Rääde · Flemming Meyer · 17.03.2010 Bedarfsgerechte Regelsätze für Erwachsene und Kinder

Im Rahmen der letzten Landtagssitzung haben wir uns bereits mit den Konsequenzen aus dem Urteil des Bundesverfassungsgerichts von Anfang Februar beschäftigt. Zwar ist seitdem - und seit der mitunter sehr emotional und sicher nicht ohne Polemik geführten Debatte über unseren Sozialstaat - einige Zeit vergangen. Über die Bedeutung des Urteils kann es meiner Meinung nach trotzdem nicht den geringsten Zweifel geben: Die Regelleistungen für bedürftige Erwachsene und Kinder müssen auf der Basis einer bedarfsorientierten Neuberechnung angehoben werden. Wenn Untersuchungen nun einmal zeigen, dass Kinder aus Hartz IV – Familien aufgrund zu geringer Tagessätze nicht einmal die Chance auf eine ausgewogene Ernährung haben, verbietet sich die „ergebnisoffene“ Diskussion über finanzielle Konsequenzen aus dem Urteil.

Fakt ist, dass das Verfahren zur Regelbedarfsermittlung neu geordnet werden muss. Als Grundlage dieser Berechnung müssen wir – geboten durch das Sozialstaatsprinzip – neben dem physischen Existenzminimum auch ein Mindestmaß an gesellschaftlicher, kultureller und politischer Teilhabe beachten. Dies gilt für Erwachsene und für Kinder und Jugendliche genau so. Schaut man auf die bisherige Handhabung und Ermittlung der Regelsätze für Kinder, wird die stümperhafte Berechnung der Leistungen leider besonders deutlich. Die unterschiedlichen Entwicklungsphasen und besonderen Bedarfe, zum Beispiel im Bereich der Schulbildung oder der Betreuung, finden bisher einfach keine besondere Berücksichtigung.

Der ungenaue und überhastet erarbeitete Erlass zur Härtefallregelung aus dem Berliner Ministerium macht das Dilemma der Flickschusterei und der Reförmchen ohne Weitsicht wieder einmal deutlich. Vertauschte Verben und andere Formfehler machten das Lesen und das Verstehen fast unmöglich. Die Umsetzung des Erlasses und die Anwendung der Härtefallregelung läuft bisher alles andere als reibungslos. Im Ergebnis müssen nun Menschen mit berechtigtem Anspruch auf solche Leistungen zur Deckung ihrer atypischen Bedarfe auf ihr viel zu geringes Budget zurückgreifen. Existenzielle Bedeutung der beantragten Leistung hin oder her.

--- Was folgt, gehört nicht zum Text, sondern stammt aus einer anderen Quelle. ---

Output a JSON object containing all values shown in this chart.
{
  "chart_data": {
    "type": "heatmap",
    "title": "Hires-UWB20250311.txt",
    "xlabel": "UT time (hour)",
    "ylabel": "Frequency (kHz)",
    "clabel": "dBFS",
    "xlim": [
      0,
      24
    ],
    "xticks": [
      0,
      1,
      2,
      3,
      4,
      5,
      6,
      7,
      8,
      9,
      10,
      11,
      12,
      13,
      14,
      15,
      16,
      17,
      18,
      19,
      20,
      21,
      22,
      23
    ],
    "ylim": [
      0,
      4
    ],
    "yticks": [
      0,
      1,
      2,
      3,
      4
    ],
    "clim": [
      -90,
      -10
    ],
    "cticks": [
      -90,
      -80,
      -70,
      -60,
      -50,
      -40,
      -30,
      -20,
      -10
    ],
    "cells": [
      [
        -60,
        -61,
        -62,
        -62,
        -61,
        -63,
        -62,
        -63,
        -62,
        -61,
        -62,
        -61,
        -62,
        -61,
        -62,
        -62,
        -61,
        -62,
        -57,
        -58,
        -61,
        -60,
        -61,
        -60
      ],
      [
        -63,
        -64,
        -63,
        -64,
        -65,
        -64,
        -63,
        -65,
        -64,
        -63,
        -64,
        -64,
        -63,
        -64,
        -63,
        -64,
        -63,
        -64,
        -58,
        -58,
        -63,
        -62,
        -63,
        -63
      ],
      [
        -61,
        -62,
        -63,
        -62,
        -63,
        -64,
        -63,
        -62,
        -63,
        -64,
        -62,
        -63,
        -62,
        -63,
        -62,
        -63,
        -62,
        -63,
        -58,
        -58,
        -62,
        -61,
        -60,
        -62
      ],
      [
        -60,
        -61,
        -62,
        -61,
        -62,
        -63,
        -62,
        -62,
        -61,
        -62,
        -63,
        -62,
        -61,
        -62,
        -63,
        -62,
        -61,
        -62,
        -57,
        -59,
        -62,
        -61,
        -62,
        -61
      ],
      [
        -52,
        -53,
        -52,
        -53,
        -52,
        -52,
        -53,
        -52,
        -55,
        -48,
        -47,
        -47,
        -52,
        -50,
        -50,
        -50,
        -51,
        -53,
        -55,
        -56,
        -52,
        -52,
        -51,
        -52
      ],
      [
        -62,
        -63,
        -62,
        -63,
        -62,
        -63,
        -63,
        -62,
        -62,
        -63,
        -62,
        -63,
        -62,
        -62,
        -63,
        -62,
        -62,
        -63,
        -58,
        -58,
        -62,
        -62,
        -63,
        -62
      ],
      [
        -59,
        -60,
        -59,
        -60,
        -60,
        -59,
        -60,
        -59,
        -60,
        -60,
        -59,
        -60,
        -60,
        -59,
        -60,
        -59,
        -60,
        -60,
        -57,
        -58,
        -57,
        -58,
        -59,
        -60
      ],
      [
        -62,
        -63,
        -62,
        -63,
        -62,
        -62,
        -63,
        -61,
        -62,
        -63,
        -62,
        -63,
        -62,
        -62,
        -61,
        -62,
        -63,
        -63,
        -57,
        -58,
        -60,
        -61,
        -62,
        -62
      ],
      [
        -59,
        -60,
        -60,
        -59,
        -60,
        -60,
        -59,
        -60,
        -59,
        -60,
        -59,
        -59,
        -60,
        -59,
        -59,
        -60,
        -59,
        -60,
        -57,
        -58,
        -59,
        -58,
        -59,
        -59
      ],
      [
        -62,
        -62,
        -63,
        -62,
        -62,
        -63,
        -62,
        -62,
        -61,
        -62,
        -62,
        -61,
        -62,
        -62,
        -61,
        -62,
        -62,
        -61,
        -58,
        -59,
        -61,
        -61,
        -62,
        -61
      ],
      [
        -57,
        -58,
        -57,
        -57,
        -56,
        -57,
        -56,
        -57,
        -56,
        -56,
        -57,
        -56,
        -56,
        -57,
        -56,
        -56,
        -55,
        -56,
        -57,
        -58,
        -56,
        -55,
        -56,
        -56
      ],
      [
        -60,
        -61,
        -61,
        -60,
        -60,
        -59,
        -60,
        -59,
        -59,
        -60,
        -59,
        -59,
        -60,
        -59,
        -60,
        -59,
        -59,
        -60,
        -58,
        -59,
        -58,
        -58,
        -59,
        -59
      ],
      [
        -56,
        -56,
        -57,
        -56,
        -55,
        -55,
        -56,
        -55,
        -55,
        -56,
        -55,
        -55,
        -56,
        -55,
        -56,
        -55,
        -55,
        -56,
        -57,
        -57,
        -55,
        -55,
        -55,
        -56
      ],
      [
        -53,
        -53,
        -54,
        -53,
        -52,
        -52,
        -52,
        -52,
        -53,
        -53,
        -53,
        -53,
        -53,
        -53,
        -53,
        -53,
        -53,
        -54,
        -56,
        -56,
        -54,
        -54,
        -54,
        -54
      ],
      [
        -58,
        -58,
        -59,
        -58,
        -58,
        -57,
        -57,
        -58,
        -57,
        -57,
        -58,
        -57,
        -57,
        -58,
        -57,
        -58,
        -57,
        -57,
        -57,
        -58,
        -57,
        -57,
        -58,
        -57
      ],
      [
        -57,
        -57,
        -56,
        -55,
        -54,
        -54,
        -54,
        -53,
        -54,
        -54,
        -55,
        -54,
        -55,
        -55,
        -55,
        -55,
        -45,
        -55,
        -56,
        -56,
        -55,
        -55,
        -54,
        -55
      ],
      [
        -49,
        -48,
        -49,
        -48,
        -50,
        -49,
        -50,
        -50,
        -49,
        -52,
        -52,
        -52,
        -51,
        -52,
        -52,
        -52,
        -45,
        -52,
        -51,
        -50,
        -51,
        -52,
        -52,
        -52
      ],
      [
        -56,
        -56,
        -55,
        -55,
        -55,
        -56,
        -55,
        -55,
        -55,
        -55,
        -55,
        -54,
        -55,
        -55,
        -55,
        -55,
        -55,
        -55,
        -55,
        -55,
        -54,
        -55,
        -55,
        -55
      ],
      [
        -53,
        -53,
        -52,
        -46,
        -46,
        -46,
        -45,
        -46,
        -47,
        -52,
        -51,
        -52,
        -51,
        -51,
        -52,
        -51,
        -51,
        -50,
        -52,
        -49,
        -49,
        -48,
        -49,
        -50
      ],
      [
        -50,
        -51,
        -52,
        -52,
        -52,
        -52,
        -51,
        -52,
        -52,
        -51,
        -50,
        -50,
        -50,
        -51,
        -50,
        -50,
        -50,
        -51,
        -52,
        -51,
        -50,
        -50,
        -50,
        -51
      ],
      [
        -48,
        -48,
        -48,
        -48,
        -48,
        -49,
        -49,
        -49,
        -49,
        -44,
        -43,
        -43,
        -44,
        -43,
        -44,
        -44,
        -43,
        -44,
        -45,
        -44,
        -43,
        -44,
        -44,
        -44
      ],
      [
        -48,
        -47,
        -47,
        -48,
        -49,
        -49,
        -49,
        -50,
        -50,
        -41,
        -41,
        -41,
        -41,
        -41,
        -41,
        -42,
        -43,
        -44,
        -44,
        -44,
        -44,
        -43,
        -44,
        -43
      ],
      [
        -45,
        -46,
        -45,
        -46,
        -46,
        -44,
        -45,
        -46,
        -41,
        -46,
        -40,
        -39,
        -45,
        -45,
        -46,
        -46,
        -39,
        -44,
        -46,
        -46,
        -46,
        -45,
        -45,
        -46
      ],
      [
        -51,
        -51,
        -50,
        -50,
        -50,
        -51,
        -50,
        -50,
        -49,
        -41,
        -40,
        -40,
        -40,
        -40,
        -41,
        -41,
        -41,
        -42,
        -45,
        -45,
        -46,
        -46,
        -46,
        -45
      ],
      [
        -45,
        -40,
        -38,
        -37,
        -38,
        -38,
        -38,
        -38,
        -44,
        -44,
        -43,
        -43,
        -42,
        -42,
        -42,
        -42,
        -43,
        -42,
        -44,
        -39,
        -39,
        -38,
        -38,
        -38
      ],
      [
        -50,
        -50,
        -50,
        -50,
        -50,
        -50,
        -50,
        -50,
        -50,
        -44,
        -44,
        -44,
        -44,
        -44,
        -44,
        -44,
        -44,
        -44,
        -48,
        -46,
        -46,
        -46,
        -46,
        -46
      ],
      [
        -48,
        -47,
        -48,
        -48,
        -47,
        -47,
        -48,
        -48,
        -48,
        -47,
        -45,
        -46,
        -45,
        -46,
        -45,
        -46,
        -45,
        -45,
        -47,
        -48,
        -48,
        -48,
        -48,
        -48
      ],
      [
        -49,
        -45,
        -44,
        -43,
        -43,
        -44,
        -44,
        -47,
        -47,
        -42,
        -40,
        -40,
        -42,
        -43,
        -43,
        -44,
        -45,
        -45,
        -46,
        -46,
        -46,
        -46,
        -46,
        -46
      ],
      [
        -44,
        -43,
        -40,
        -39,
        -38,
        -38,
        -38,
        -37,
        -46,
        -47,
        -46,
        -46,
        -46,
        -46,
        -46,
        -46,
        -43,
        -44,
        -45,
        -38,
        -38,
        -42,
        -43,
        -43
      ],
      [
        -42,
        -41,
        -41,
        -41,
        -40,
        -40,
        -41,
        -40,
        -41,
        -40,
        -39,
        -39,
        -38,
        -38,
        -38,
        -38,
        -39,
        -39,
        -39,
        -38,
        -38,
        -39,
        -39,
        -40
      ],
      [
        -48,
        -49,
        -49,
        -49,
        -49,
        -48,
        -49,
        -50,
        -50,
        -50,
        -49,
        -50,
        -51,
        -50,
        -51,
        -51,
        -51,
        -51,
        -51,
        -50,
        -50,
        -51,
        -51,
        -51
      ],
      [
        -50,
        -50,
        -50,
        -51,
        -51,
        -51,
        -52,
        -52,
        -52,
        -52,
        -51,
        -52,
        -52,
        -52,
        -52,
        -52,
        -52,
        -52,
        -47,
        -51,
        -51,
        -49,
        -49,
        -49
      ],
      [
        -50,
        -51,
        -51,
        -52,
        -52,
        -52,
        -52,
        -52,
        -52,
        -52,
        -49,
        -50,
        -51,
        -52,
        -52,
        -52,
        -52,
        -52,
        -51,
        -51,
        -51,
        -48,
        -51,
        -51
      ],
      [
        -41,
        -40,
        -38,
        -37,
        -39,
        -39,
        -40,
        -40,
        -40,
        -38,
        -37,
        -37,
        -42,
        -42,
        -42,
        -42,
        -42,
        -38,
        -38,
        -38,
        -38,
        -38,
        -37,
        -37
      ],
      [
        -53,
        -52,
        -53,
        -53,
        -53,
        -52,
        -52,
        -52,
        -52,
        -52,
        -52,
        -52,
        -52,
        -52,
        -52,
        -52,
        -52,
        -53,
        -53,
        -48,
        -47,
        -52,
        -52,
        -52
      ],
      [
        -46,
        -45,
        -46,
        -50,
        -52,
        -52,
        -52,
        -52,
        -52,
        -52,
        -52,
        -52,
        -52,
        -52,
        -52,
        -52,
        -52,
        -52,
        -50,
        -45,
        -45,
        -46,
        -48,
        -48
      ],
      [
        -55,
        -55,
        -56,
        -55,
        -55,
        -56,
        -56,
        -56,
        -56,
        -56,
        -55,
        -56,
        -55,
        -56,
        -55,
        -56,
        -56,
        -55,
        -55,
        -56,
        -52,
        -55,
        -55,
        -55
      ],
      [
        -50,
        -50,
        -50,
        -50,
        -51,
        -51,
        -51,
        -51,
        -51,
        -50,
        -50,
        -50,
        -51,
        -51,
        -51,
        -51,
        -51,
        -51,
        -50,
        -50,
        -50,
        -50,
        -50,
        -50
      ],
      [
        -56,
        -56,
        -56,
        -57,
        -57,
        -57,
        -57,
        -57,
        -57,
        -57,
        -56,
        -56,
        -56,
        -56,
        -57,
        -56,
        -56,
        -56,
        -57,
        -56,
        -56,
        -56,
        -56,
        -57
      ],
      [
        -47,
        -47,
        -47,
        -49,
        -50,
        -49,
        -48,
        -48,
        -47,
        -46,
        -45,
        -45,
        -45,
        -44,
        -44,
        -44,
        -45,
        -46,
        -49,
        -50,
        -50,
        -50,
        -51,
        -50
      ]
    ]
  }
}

Der SSW sieht sich durch das Urteil des Bundesverfassungsgerichts in seinen Forderungen nach einer stärkeren Orientierung an den tatsächlichen Bedürfnissen der Menschen bestätigt. Die Erhöhung der Leistungen als Folge des Urteils ist die einzig mögliche Konsequenz und bedeutet für die nahe Zukunft eine zumindest etwas gerechtere Sozialpolitik. Auch wenn die verlorene Würde von vielen Arbeitssuchenden auch hierdurch nicht zurückgegeben werden kann. Eine wirklich gerechte und nach meiner Meinung dringend nötige Folgerung aus dem Verfassungsgerichtsurteil ist ein Mindestlohn und eine konsequente Entlastung unterer und mittlerer Einkommen von Steuern und Abgaben.

Das Urteil aus Karlsruhe muss schon zu Beginn des kommenden Jahres zu konkreten Änderungen führen. So viel ist klar. Doch auch eine wirklich bedarfsorientierte Neuberechnung und die daraus resultierende Erhöhung der Regelsätze wird das tiefer liegende Problem nicht lösen. Leider werden auch diese Änderungen im Rahmen von Hartz IV nicht mehr sein als eine weitere Reaktion auf steigende Armutszahlen, auf prekäre Lebensverhältnisse und zunehmende soziale Ausgrenzung. Bloße Justierungen an einem offensichtlich kranken System Hartz IV und immer neue Schnellschüsse aus der Defensive heraus genügen aber schon heute nicht mehr. Vor allem die Kinder sind die Leidtragenden dieser verfehlten Politik. Jedes 5. ist von einem konkreten Armutsrisiko bedroht. Die mangelnde Differenzierung zwischen verschiedenen Altersgruppen und den entsprechenden entwicklungsbedingten Bedürfnissen ist ein wichtiger Punkt. Das aber in viel zu vielen Fällen selbst die Absicherung des körperlichen Existenzminimums nicht gewährleistet ist, muss uns allen zu denken geben. Hier muss sich sehr schnell etwas ändern.